Woodside’s Meg O’Neill says energy users face “tremendous uncertainty” over future gas prices
Woodside’s Meg O’Neill says energy users face “tremendous uncertainty” over future gas prices as the industry prepares for new ‘reasonable pricing’ rules.
Woodside chief executive Meg O’Neill says Australian energy users continue to face “tremendous uncertainty” over future gas prices as the details behind the federal government’s controversial reasonable pricing rules are thrashed out between industry and government.
Forming part of the gas industry’s new mandatory code of conduct, the reasonable pricing provision has been designed to ensure gas contracts are struck at prices that reflect production costs plus a margin allowing for a ‘reasonable’ rate of return.
Gas producers have criticised the policy, arguing that it ignores exploration and development risks and other significant expenses, and creates more uncertainty for investors in new projects.
It is due to come into force once the federal government’s temporary price cap on gas prices expires at the end of the year.
But Ms O’Neill told The Australian there was still uncertainty on how that transition between policies would impact producers and the prices they can charge customers.
“It’s very hard to forecast,” she said.
“Woodside signed the voluntary code of conduct, which APPEA (Australian Petroleum Production & Exploration Association) developed in very close consultation with the ACCC and the government last year.
“We went through a very extensive marketing effort to sell gas for 2024 to 2026.
“The regulation that imposes now a mandatory code of conduct with this reasonable pricing provision creates tremendous uncertainty over all of those future gas contracts.
“So it really is still a question mark about what might happen at the end of the year.”
Ms O’Neill said Woodside, Australia’s largest oil & gas company, was working with the government on its reforms in a bid to create more certainty in the market, which would in turn stimulate investment in new gas projects - which she said, was the best way to bring down prices in the long term.
“We have been engaging and working very closely with governments on a way forward,” she said.
“We’re trying to articulate the case for why more gas supply is the answer, and how we can have a framework that allows us to bring gas forward without the uncertainty that’s been created by this mandatory code with the reasonable pricing provision.”
Ms O’Neill’s comments followed a National Press Club address on Wednesday, in which she warned foreign investors were questioning whether Australia was a safe investment destination amid the changing regulatory environment.
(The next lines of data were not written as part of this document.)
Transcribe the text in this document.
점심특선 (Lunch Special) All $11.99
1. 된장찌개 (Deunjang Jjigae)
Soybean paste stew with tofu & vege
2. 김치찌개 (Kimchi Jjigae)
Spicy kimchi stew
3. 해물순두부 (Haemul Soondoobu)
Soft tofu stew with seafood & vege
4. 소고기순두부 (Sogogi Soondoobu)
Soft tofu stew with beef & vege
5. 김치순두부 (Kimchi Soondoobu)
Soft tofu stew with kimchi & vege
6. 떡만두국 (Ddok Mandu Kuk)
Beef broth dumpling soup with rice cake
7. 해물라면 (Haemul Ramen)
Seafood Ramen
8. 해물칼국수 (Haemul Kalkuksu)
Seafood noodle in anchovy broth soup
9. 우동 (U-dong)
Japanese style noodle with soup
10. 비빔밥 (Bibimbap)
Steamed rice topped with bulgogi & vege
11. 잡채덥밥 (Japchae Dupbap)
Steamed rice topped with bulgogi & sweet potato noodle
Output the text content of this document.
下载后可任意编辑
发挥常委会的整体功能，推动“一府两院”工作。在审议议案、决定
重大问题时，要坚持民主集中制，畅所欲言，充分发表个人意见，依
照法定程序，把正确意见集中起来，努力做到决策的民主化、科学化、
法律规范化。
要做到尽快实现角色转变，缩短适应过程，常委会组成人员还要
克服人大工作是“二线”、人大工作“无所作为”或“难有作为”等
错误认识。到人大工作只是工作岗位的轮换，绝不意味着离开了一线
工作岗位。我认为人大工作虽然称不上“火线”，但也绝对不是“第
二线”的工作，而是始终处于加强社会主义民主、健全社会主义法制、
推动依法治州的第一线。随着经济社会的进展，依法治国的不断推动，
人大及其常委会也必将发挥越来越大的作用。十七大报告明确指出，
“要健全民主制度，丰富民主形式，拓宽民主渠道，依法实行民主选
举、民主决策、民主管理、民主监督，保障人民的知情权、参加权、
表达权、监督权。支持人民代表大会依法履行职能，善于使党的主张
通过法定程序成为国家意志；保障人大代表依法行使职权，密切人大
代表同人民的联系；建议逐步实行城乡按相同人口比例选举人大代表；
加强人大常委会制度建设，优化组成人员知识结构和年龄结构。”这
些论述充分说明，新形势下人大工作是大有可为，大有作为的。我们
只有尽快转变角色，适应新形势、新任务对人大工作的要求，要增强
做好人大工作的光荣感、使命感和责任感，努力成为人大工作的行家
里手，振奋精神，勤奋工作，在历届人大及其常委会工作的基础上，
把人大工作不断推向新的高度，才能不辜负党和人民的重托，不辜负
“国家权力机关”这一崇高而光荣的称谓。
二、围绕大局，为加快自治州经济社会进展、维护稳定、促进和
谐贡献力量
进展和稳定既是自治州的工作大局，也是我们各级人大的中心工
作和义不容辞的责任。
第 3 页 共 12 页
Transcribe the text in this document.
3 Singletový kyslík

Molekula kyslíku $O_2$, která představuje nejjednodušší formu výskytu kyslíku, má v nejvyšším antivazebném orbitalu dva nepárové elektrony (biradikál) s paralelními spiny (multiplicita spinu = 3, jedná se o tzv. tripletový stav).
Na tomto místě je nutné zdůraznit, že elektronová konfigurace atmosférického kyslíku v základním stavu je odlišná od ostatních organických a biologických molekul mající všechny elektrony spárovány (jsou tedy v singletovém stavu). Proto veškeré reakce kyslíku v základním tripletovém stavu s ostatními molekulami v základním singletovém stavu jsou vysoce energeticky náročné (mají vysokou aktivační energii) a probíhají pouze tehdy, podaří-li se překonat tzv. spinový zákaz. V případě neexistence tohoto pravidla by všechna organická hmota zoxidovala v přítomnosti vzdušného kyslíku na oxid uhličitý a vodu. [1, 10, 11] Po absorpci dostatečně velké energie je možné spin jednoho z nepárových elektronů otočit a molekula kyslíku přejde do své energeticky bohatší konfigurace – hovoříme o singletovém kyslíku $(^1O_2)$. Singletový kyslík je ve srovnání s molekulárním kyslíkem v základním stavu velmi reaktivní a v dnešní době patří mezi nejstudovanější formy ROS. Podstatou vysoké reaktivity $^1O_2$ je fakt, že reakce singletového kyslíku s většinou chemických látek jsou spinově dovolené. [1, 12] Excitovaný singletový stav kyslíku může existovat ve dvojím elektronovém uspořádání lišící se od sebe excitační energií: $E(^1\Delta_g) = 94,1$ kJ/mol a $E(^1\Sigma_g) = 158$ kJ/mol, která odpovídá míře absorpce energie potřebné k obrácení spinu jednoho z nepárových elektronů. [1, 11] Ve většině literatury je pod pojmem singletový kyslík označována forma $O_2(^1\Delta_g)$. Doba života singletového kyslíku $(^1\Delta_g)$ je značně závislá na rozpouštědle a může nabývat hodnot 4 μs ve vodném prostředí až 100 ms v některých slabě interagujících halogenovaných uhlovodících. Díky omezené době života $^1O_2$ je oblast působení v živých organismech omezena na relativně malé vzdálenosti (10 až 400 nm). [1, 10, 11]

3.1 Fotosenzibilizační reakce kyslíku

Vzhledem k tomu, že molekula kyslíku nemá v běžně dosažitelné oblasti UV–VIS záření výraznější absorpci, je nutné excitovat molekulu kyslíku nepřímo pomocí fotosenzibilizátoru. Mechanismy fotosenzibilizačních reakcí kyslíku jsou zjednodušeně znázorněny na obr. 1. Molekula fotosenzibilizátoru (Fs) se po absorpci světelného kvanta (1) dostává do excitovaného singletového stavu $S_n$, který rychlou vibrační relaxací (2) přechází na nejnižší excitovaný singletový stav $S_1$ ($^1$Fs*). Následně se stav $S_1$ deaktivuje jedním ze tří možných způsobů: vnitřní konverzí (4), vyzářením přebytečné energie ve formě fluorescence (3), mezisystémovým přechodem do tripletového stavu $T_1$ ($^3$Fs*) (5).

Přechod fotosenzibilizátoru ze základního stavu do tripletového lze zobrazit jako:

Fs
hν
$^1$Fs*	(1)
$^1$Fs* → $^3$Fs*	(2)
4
She also urged the federal government to avoid slugging gas producers at next month’s budget, amid growing speculation Treasurer Jim Chalmers will announce a hefty tax hike through a potential overhaul of the petroleum resource rent tax (PRRT).
On Thursday APPEA, which Ms O’Neill chairs, released figures showing Australia’s oil & gas companies are on track to deliver a windfall $16.27bn in taxes, excise and royalties to federal and state governments in 2022-23, including $1.85bn under the PRRT, and up from $6.47bn in the previous financial year.
On Friday, speaking after the release of Woodside’s first quarter results, Ms O’Neill told The Australian the PRRT was working as intended, and oil & gas company’s were contributing their fair share to the broader economy.
“It is a super profits tax - it is working,” she said.
“Woodside, as a company, we paid $720m in PRRT in 2022. If you went back to 2020 we had a very significant loss as a company, a $5bn loss. Of course, we didn’t pay as much PRRT then, but when conditions are good we do pay our fair way.
“So I think the message should be pretty clear - when the industry does well, the Australian government and the Australian people do well. We need to have this stability to enable us to continue to invest and to do that for decades to come.”
Woodside’s quarterly production fell 9 per cent to 46.8 million barrels of oil equivalent (MMboe) in the March quarter, due to turnaround and maintenance activities.
However the company said full-year production guidance remained unchanged.
Production was 122 per cent higher than the first quarter of 2022, reflecting the impact of the merger with BHP’s petroleum business last June.
Revenue for the quarter came in at $4.33bn, down 16 per cent from the December quarter due to lower production and lower realised prices.
Woodside’s average selling price during the quarter was $85 a barrel, down from $98 in December.
Ms O’Neill said the outlook for oil prices would largely depend on how recessionary pressures in the US and China’s economic recovery would affect global demand.
Woodside said its Scarborough and Pluto Train 2 LNG projects in Western Australia were now 30 per cent complete and on track to deliver a first LNG cargo in 2026.
However in a note to clients, Citi analysts warned there were ongoing risks at Scarborough.
“Growth projects seem to be ticking along to schedule, particularly Scarborough, albeit the floating production unit which is critical path has only commenced construction so the riskiest aspects of delivery are still ahead,” the note says.
“We remain cautious until proven otherwise on Scarborough, notably with respect to secondary approvals, and continue to believe the market has more work to do on pricing some risk to execution.”
Citi is factoring in a six-month delay to first production at Scarborough.